A couple of months ago, consensus forecasts for the U.S. economy pegged GDP growth at about 2.5 per cent this year. The Canadian economy was not expected to realize growth much higher than 1 per cent. Those two figures are quickly converging at slightly less than 2 per cent.
Weak economic readings have led to reduced expectations for rate hikes by the U.S. Federal Reserve this year. That has sapped some of the strength from the U.S. dollar that resulted from expected monetary tightening.
"Forecasts for first-quarter U.S. growth have now dropped to zero, compounding Fed Chair Janet Yellen's desire for a cautious approach to raising rates," Jasper Lawler, an analyst with CMC Markets, said in a note.
On Tuesday, Mr. Poloz went so far as to attribute "most of the increase" in the loonie recently to "shifts in expectations about monetary policy in both the United States and Canada."
Canada's improved outlook has also seen currency traders retreat from a position of extreme bearishness.
At one point this winter, the net short position against the loonie on the Chicago Mercantile Exchange amounted to more than 50,000 contracts, where each contract is $100,000. That trade has quickly unwound, recently becoming a small net long position for just the second time in the last year-and-a-half, Mr. Porter said.
The Canadian dollar has also benefited from technical support, Bank of Nova Scotia currency strategists Shaun Osborne and Eric Theoret said in a report.
"The most recent gains in the [Canadian dollar] appear to reflect momentum taking over from where fundamentals have brought us so far," the report said. "We think the bear trend in the [U.S.] dollar is well-entrenched in the market at this point."
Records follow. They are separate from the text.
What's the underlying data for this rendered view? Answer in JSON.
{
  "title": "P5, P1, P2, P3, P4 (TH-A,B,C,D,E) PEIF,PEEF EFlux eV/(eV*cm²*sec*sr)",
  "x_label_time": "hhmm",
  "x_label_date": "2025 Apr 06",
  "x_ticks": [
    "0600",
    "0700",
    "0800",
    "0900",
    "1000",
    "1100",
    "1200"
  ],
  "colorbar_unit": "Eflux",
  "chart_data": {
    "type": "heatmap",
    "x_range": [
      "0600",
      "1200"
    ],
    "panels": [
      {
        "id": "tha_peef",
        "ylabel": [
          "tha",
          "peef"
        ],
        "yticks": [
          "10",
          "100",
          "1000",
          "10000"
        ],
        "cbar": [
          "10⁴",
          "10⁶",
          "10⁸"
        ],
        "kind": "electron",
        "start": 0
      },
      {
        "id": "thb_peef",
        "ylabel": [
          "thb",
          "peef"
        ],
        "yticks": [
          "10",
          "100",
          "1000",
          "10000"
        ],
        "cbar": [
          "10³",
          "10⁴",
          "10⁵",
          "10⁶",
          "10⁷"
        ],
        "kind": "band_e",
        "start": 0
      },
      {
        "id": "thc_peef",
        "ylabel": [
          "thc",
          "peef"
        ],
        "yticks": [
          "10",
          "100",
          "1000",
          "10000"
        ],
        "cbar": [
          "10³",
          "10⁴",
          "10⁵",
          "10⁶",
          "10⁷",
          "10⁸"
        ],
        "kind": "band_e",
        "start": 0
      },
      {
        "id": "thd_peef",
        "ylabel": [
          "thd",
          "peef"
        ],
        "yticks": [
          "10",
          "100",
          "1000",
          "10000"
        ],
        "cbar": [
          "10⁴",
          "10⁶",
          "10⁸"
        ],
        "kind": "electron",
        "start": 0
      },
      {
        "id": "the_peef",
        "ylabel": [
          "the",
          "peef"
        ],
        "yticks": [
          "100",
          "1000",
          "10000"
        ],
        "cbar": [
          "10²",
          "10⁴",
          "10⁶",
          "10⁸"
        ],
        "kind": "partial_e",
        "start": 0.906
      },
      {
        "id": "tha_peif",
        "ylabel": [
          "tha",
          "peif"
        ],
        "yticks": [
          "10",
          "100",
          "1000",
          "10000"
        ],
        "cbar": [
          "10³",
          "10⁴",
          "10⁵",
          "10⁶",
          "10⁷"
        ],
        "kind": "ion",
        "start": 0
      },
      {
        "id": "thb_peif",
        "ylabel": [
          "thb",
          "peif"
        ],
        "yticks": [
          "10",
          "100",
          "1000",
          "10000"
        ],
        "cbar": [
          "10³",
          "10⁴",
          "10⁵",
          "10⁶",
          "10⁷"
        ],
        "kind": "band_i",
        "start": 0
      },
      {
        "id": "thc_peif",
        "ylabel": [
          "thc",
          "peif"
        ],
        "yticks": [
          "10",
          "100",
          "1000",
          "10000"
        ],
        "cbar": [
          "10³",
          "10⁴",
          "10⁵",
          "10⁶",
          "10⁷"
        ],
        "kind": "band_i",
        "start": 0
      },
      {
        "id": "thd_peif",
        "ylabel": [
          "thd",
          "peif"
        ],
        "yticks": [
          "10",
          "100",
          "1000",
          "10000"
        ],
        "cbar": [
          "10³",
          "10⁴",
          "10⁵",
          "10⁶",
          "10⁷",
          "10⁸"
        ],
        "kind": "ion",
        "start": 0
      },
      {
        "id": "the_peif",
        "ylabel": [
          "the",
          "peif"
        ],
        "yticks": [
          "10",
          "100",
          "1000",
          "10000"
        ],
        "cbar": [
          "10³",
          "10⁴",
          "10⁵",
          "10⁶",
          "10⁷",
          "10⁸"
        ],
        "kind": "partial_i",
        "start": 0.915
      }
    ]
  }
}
But for all the sources of loonie strength right now, an extension of the rally is going to require the help of crude oil and other commodities, the analysts said.
"Among the major currencies, the [loonie] currently has the strongest, positive correlation with crude prices and remains closely tied to the broader trend in commodities."
Already, the Canadian currency has appreciated by 16 per cent against the U.S. dollar over the past three months, which is "exceptionally rare" in its speed and magnitude, Mr. Porter said.
In its quarterly monetary policy report, which was released last week, the Bank of Canada mentioned the stronger dollar as a headwind for non-energy exports. "We see this as gentle jawboning – an attempt to prevent the Canadian dollar from strengthening even as they upgrade growth," Merrill Lynch said in a report.
The stronger loonie also acts to mute the benefits of the recent jump in oil prices for Western Canadian producers. Canada's oil exporters are helped by a weaker loonie because they get paid in U.S. dollars while expenses are tied to the domestic currency. That provided a sizeable cushion as global crude prices sank under $30 a barrel earlier this year, even as profits dried up and producers cut billions of dollars in planned capital spending.
Now the reverse is happening. Gains in the loonie are tempering the benefits from higher U.S. crude prices. Barclays PLC analysts, taking into account recent moves in energy prices and currencies, said they expect cash flow at mid-sized exploration and production companies in 2016 to slump by an average 6 per cent a share from previous estimates, led by steep declines at Trilogy Energy Corp., Paramount Resources Ltd. and Peyto Exploration and Development Corp. That's despite the bank's revised outlook for West Texas intermediate oil to average $42 a barrel in 2016, rising to $50 next year. It previously forecast WTI at $37 and $45 a barrel, respectively.
Should the loonie continue to advance past the 80-cent mark, Mr. Poloz may become more vocal to tame its rise, Mr. Porter said.